La sous-traitance de capacité : « la sous-traitance est dite de capacité dés que l’entreprise donneuse d’ordres, équipée elle-même pour exécuter un produit, a recours à une autre entreprise soit occasionnellement, ,en raison d’une pointe momentanée dans sa production ou d’un incident technique, soit de façon plus ou moins habituelle parce que, désireuse de conserver une capacité propre dans une fabrication déterminée, elle entend utiliser des capacités de production disponibles à l’extérieur» (Quivaux, 1992, p. 3);

La sous-traitance de spécialité : « la sous-traitance est dite de spécialité dés lors que l’entreprise donneuse d’ordres décide de faire appel à un spécialiste disposant des équipements et de la compétence adaptés à ses besoins, parce qu’elle ne peut ou ne souhaite pas, pour des raisons relevant de sa stratégie propre » (Quivaux, 1992, p. 3).

La forte tendance vers les sous-traitances industrielles s’est accompagnée par une mutation profonde des modes de coordinations relationnelles avec l’entreprise réseau sous l’effet de l’accroissement de leurs capacités et l’élargissement de leurs périmètres d’activités (Duhautois et Perraudin, 2010).

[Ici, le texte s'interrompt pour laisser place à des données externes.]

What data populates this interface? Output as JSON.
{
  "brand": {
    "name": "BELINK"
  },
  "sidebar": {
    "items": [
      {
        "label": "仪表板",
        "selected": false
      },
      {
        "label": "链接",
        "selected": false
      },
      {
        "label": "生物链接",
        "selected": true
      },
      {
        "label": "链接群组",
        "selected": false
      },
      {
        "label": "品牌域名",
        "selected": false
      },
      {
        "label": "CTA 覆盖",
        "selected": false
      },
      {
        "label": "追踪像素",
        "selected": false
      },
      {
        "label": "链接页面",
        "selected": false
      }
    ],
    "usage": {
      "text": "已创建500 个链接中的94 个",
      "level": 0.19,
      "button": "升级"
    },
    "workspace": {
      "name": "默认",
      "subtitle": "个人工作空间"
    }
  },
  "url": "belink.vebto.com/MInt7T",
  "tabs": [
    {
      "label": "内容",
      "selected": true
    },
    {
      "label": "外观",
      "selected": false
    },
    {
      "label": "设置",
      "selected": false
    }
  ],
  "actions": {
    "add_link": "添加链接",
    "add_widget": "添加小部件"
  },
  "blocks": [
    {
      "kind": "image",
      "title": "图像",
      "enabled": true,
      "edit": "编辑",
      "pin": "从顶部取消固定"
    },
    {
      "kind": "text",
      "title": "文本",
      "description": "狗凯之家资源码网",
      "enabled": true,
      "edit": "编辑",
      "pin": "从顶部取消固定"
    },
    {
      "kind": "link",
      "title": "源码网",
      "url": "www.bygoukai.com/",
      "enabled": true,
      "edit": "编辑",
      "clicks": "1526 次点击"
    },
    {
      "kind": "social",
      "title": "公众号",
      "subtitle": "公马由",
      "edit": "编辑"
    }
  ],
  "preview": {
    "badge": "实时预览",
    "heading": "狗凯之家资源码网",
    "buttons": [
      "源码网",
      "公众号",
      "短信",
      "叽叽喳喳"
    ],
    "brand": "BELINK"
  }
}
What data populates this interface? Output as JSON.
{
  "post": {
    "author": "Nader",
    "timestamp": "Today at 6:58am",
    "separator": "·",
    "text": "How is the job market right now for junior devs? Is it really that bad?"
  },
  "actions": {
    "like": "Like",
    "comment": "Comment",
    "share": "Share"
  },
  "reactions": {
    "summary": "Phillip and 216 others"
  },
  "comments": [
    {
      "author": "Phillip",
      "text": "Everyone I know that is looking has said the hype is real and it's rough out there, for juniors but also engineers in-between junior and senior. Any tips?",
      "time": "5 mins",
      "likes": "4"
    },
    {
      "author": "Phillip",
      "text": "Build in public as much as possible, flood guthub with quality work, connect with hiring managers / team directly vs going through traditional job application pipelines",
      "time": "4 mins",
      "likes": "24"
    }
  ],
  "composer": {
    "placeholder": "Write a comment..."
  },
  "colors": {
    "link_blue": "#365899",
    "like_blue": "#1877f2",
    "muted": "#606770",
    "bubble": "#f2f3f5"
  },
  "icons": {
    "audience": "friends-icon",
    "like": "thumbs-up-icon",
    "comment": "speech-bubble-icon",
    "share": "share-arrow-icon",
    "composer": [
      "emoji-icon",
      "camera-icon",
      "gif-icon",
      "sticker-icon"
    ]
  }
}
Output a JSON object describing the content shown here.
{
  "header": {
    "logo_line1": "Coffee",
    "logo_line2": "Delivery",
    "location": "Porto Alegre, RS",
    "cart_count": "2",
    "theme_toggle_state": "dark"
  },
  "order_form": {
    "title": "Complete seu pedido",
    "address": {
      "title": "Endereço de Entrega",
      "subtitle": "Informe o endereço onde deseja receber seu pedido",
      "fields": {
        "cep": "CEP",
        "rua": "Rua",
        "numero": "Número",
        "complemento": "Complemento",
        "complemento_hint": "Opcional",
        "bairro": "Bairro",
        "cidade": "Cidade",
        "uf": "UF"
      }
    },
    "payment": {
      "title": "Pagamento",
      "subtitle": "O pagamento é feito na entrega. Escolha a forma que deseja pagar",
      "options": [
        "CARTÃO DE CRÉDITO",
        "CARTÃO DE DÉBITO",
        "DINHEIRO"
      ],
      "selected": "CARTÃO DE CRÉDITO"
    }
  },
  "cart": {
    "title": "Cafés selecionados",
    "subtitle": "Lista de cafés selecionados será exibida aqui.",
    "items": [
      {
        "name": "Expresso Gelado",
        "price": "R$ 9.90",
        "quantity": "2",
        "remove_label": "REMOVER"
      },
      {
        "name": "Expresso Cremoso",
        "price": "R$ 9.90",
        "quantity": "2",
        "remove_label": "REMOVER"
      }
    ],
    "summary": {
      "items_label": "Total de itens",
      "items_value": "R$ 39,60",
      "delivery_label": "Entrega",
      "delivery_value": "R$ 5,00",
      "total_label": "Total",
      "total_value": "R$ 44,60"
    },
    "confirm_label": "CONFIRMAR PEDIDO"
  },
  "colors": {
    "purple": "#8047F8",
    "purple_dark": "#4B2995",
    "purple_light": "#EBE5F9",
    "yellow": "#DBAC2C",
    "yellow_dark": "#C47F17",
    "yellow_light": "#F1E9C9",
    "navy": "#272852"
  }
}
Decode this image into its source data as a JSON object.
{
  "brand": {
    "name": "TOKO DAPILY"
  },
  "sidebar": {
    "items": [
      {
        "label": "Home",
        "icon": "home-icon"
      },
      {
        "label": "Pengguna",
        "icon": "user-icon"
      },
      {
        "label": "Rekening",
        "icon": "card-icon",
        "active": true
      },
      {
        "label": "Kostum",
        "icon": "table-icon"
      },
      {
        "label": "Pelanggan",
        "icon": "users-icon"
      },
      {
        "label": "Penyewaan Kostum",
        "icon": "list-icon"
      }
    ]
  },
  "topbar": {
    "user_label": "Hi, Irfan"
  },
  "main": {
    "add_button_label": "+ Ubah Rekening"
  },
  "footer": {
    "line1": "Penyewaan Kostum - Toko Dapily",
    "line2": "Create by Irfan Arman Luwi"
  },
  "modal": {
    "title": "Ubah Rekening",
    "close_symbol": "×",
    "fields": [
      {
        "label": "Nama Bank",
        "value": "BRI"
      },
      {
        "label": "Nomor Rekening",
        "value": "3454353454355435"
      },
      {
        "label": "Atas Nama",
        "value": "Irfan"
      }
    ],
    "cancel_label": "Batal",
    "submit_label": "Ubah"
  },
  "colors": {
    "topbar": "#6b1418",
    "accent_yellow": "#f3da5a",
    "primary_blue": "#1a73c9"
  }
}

2.2.2. L’évolution des différentes configurations des rôles des sous-traitants

Depuis la moitié des années 1980, le rôle de la sous-traitance et la nature des relations avec le donneur d’ordres ont connu de fortes mutations : le sous-traitant est passé d’un simple exécutant à un sous-traitant de statut mondial. Au cours de ces paragraphes, nous considérons que le statut du sous-traitant est passé par trois étapes: sous-traitance fordienne, sous-traitance partenaire et sous-traitance en chaîne.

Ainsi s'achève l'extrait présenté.